Their behavior is similar or even worse from the developer end of things. They literally say things like, "You have to understand that we'll be your business partner and your toughest competitor -- at the same time." Of course this is absurd. If you're smart, you'll realize this means you'll never make a significant profit on a product.
Of course, in a way you have to expect this from any company. Microsoft does it too. The difference is Microsoft crushes its partners when they become strategic issues; ESRI does it for short term disadvantage. The sense I have is that their cut-throat culture is even more deeply rooted than Microsoft's. The people I know who work for MS are, by in large pretty happy. The people I know who work for ESRI always strike me as a bit nervous.

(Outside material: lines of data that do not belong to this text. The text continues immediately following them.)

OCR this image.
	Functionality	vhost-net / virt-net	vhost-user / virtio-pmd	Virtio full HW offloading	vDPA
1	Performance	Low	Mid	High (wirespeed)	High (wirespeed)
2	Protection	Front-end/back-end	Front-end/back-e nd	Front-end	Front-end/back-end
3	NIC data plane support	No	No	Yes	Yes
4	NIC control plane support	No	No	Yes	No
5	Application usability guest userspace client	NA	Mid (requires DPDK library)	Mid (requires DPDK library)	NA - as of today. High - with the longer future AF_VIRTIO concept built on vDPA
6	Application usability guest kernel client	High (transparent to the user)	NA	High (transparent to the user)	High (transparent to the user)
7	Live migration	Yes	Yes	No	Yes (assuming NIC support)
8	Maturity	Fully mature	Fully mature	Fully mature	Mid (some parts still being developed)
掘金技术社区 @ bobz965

"primary open source GIS solution"
You're in sales, aren't you? Only people in sales (and maybe high-level executives who don't really know what they're talking about) use the word "solution" in such a manner.
GRASS UI - You can now run the beautiful QGIS on top of GRASS, which gives you the best of both worlds.
The posters who mention the GRASS user interface neglect to mention that the prime GRASS UI is the unix shell. You can do _anything_ that GRASS can do within shell scripts, or python or perl, etc.
This also means that your scripting language has the power of the full UNIX tool chain philosophy.
The new GRASS Vector model also rocks, very hard, and you have full connectivity to PostGIS-the geospatial extensions to PostgreSQL that also rock, very hard.
There is the free http://geocoder.us/ web site that uses the Geo::Coder::US perl module.
The perl module is free software, and the Tiger data that it uses is also free.
The Geocoder.us web site runs this module to do lookups for non-profits for free (commercial use of the web site is not free-but you are welcome to download the code and the data and do it yourself for free).
As a note: The full census data when loaded into Postgis is something like 40 gb, and is dog slow. Refractions is working (or was working) on a pure SQL geocoder. The Geo::Coder::US version uses Berkeley DB files and is about 800 mb.